Flanders A E, Spettell C M, Tartaglino L M, Friedman D P, Herbison G J
Department of Radiology, Jefferson Medical College, Thomas Jefferson University Hospital, Philadelphia, PA 19107, USA.
Radiology. 1996 Dec;201(3):649-55. doi: 10.1148/radiology.201.3.8939210.
To determine whether magnetic resonance (MR) imaging quantification of cervical spinal cord damage improves the prediction of motor recovery after spinal cord injury.
The extent of cervical spinal cord injury was measured on MR images obtained in 104 patients (aged 17-70 years) within 72 hours of spinal cord injury. The effects of hemorrhage and edema length on motor outcome were examined for at least 12 months.
Patients with spinal cord hemorrhage had significantly lower upper and lower extremity motor scores at the time of injury and at 12 months than did patients without hemorrhage (P < .001). There was little recovery of lower extremity function even in patients without hemorrhage. Upper extremity motor function improved significantly in all patients (P < .001); patients without hemorrhage showed the largest improvements. The motor recovery rates for patients without hemorrhage were 0.74 (upper extremities; range, 0-1) and 0.55 (lower extremities; range, 0-1); those for patients with hemorrhage were 0.31 (range, 0-1) and 0.091 (range, 0-1). Stepwise multiple regression analyses indicated that MR information on hemorrhage and the length of edema increases the ability to predict clinical outcome by 16%-33% over that with initial clinical scores alone.

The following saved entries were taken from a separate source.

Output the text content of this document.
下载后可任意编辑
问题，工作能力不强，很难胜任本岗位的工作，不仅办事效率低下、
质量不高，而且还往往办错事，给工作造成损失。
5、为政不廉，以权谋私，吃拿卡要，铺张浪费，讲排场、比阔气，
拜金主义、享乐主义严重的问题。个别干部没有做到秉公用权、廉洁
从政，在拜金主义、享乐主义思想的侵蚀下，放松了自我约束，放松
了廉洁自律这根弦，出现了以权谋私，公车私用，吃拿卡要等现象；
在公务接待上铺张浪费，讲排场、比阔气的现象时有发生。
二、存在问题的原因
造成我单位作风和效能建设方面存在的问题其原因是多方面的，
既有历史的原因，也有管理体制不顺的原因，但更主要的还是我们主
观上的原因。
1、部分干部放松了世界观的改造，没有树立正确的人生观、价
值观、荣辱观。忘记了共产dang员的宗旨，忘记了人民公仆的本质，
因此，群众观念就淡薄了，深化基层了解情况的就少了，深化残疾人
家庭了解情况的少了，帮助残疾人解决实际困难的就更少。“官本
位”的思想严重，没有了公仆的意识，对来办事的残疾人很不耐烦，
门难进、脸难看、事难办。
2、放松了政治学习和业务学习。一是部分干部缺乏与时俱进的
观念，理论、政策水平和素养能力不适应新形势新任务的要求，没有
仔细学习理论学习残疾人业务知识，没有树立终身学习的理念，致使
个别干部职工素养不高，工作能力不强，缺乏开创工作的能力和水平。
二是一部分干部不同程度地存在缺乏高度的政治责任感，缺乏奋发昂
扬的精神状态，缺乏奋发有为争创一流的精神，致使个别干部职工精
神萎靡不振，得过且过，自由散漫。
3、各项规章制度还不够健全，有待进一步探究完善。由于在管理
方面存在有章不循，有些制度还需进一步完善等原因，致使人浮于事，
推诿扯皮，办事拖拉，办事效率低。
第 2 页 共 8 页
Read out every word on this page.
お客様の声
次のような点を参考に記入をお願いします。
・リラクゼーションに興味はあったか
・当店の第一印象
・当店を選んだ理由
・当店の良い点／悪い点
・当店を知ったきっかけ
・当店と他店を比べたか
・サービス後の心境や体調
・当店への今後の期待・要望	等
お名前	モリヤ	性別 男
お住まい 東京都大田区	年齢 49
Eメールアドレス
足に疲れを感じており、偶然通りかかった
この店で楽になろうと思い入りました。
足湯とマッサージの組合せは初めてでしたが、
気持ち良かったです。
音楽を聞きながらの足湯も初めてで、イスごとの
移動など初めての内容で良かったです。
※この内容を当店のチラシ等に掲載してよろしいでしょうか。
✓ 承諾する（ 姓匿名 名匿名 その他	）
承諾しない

An initial MR imaging evaluation of the spinal cord after spinal cord injury provides supplemental prognostic information on the recovery of motor function in the upper and lower extremities.
确定颈椎脊髓损伤的磁共振(MR)成像定量分析是否能改善对脊髓损伤后运动恢复的预测。
对104例(年龄17 - 70岁)脊髓损伤后72小时内获取的MR图像测量颈椎脊髓损伤的程度。检查出血和水肿长度对运动结果的影响,随访至少12个月。
脊髓出血患者在损伤时及12个月时的上肢和下肢运动评分显著低于无出血患者(P <.001)。即使在无出血患者中,下肢功能恢复也很少。所有患者的上肢运动功能均有显著改善(P <.001);无出血患者改善最大。无出血患者的运动恢复率上肢为0.74(范围0 - 1),下肢为0.55(范围0 - 1);有出血患者的运动恢复率上肢为0.31(范围0 - 1),下肢为0.091(范围0 - 1)。逐步多元回归分析表明,关于出血和水肿长度的MR信息比仅使用初始临床评分能将预测临床结果的能力提高16% - 33%。
脊髓损伤后对脊髓进行初始MR成像评估可提供有关上肢和下肢运动功能恢复的补充预后信息。